As to the unpaid medical expenses, Hambrick argues in his brief that he had insurance which would have paid the bills if they had been submitted to him timely. However, this is not supported by the record. We would point out, however, that where a party is required to pay medical expenses for which he has insurance coverage, the bills must be submitted to him promptly for payment so that he may then submit them to his insurance company. Failure to promptly submit the bills within the period of time required by the policy may bar recovery by the party claiming them.

The most serious problem presented by this case is whether Mr. Hambrick should be required to continue supporting Cynthia, who was nineteen years of age at the time of the hearing below, had finished high school, was attending Hinds Jr. College, making good grades, and desiring to go on to college and study electronic engineering.

Cynthia has been employed and earned $460.00 per month, which she was free to use as she pleased.

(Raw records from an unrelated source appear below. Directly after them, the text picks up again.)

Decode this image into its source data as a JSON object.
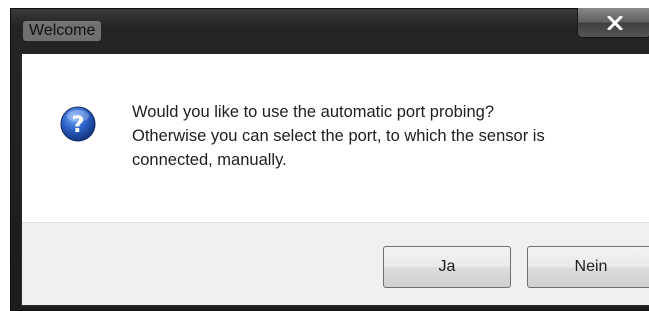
{
  "window": {
    "title": "Welcome",
    "close_icon": "close-icon"
  },
  "dialog": {
    "icon": "question-icon",
    "message_lines": [
      "Would you like to use the automatic port probing?",
      "Otherwise you can select the port, to which the sensor is",
      "connected, manually."
    ]
  },
  "buttons": {
    "yes_label": "Ja",
    "no_label": "Nein"
  },
  "colors": {
    "icon_blue": "#2a5fc4",
    "frame_dark": "#1c1c1c",
    "footer_bg": "#f0f0f0"
  }
}
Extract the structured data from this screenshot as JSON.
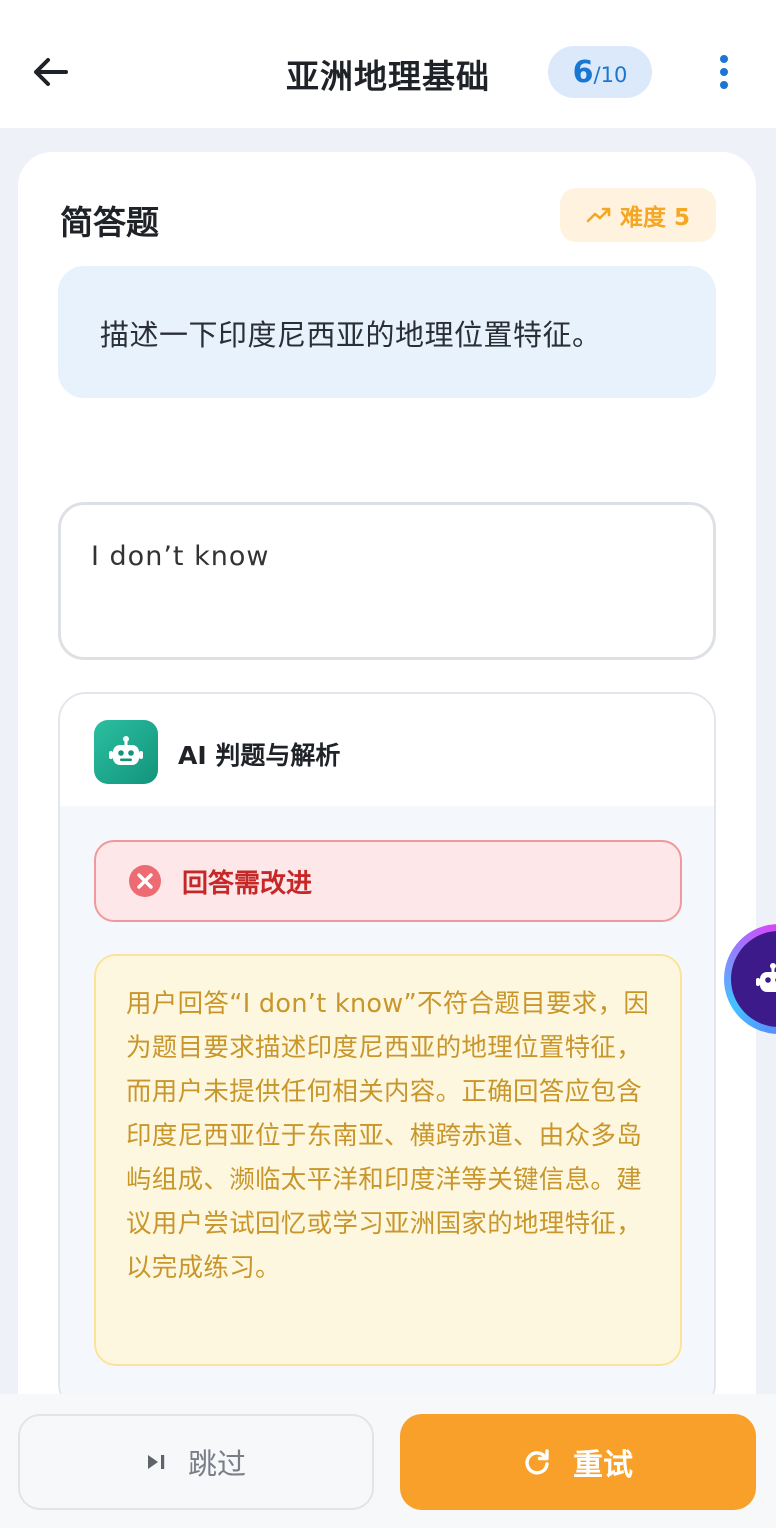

The problem concerning Cynthia is that she, by her own testimony, has not had any contact with her father for six or seven years and does not want to have any contact with him. She says that she dislikes him, categorizing it close to "hate." She told the court that there was no arrangement that could be made [that would satisfy her] for her to visit her father. When she applied for admission to Hinds Jr. College, she did not list Hambrick as her father, but listed her parents as Mr. and Mrs. J.T. Prestwood.

There is nothing in this record that would justify Cynthia's attitude toward her father. Although there is no direct proof that Mrs. Prestwood has alienated the affection of the children from their father, the history of this case strongly infers that she has contributed to the problems and allowed the situation to deteriorate.

In Pass v. Pass, 238 Miss. 449, 458, 118 So. 2d 769, 773 (1960), this Court said:

[W]e hold that where the minor child is worthy of and qualified for a college education and shows an aptitude therefor it is the primary duty of the father, if in reason financially able to do so, to provide funds for the college education of his minor child in the custody of the mother, where the mother and father are divorced and living apart. (Emphasis added).

The duty of a father to send a child to college, under the circumstances of this case, is not absolute. It is dependent, not only on the child's aptitude and qualifications for college, but on whether the child's behavior toward, and relationship with the father, makes the child worthy of the additional effort and financial burden that will be placed on him. Sending children to college is expensive and can cause much sacrifice on the part of parents. It cannot ordinarily be demanded, but must be earned by children through respect for their parents, love, affection and appreciation of parental efforts, none of which are present in this instance.

From the time that she was twelve years of age, Cynthia has shown no love, affection, appreciation or consideration for her father. As early as 1974, when told that the court had ordered that she visit her father, she replied, "I'm still not going."

Under the unfortunate circumstances of this case, we are of the opinion that the father should be relieved of any further obligations to support or educate this nineteen-year-old young lady. In doing so, we are not unmindful of the fact that she earned $460.00 per month in the past and is capable, if she so desires, to continue her education at her own expense.

*478 We continue to adhere to the holding in Pass v. Pass, supra, but this case demonstrates that no rule of law is or should be completely inflexible. The facts of some cases require exceptional treatment and this is one of those. We have simply tried to balance the rights and obligations of a parent with the rights and obligations of his nineteen-year-old daughter.

We do not disturb the order of the chancellor with reference to child support for the son who is under eighteen years of age.

The decree of the chancery court is affirmed as to the order that Boriece Hambrick pay Mrs. Judith Hambrick Prestwood $2,696.00 as reimbursement for medical expenses; $1,250.00 for attorney fees; $10,887.36 child support in arrears, but is reversed as to the requirement that Hambrick pay college expenses of Cynthia Hambrick or further child support for her. Child support payments are reduced from $175.00 per month to $87.50.